Os casos mais urgentes observam-se em Paramos (Espinho), Esmoriz e Furadouro Sul (Ovar), Costa Nova Sul (Ílhavo), Vagueira (Vagos), Cova-Gala (Figueira da Foz) e Costa da Caparica (Almada). Outros casos críticos incluem Paramos Sul (Espinho), Furadouro Norte (Ovar), Barra e Costa Nova Norte (Ílhavo), Praia de Mira (Mira), Costa de Lavos e Leirosa (Figueira da Foz), Pedrogão (Leiria) e Vieira de Leiria (Marinha Grande).

As frentes marítimas das praias do concelho de Ovar, são casos identificados com maior prioridade de intervenção.

Em função do relatório do GTL, o Governo PSD/CDS-PP anunciou, no início de 2015, a intenção de, até 2050, investir 750 milhões de euros no combate à erosão costeira, privilegiando o equilíbrio sedimentar, ou seja, a reposição da deriva de sedimentos (areias), que deixou de acontecer na nossa costa, de norte para sul, com as várias construções – barragens, portos, molhes e outras barreiras – que, no mar, interrompem esse fluxo.

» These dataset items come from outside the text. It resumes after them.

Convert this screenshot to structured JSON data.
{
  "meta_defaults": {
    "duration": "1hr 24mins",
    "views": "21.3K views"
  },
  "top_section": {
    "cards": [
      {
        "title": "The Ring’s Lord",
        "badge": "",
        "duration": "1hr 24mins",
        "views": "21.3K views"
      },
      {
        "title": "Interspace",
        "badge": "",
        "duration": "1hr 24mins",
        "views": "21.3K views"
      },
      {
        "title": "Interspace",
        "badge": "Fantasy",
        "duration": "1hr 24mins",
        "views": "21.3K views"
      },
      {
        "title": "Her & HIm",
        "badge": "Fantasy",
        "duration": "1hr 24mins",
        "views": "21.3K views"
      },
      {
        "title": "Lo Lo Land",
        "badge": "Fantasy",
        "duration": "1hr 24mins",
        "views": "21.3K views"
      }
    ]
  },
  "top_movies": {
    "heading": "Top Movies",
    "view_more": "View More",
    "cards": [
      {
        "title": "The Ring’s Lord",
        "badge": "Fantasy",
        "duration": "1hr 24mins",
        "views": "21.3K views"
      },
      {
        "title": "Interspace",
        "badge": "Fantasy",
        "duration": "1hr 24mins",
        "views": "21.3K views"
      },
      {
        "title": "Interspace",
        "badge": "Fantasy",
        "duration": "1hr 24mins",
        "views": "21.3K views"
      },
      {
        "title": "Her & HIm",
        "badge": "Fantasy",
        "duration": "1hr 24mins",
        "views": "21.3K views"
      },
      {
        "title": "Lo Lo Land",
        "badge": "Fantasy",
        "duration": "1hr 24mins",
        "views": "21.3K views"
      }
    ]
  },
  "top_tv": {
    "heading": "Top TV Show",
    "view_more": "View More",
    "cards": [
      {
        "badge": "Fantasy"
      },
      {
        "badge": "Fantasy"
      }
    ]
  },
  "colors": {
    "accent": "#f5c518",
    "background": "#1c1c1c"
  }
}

No entanto, o atual Governo não promoveu, até à data, qualquer estudo de nenhuma natureza que permita atestar as referidas vantagens e comprovar a sua viabilidade.

Apesar disso, em julho de 2016, foi apresentado no Espaço Museológico da praia da Vagueira, em Vagos, o “Litoral XXI – Governança e Plano de Ação”, que contou com as presenças da Ministra do Mar e do Ministro do Ambiente. Este programa preconizava “um novo modelo para a requalificação costeira”.

No documento era anunciado que, “no âmbito da proteção do litoral”, seria “implementado o novo modelo de governação”, reforçando “uma abordagem integrada e coerente do litoral”, através da definição de um “conjunto de ações anuais e plurianuais a desenvolver para defender a integridade da linha de costa e para valorizar a zona costeira”.

Referia-se ainda que, “durante o próximo ano”, [2017], “proceder-se-á à elaboração dos Programas da Orla Costeira e instrumentos de ordenamento do espaço marítimo nacional (Plano de Situação)” e “serão iniciadas ações de proteção do litoral nas zonas onde é mais preocupante a necessidade de dar resposta à proteção da orla costeira”.

“Em toda a Europa, o litoral português é o mais frágil dos territórios”, afirmou à data o Ministro do Ambiente.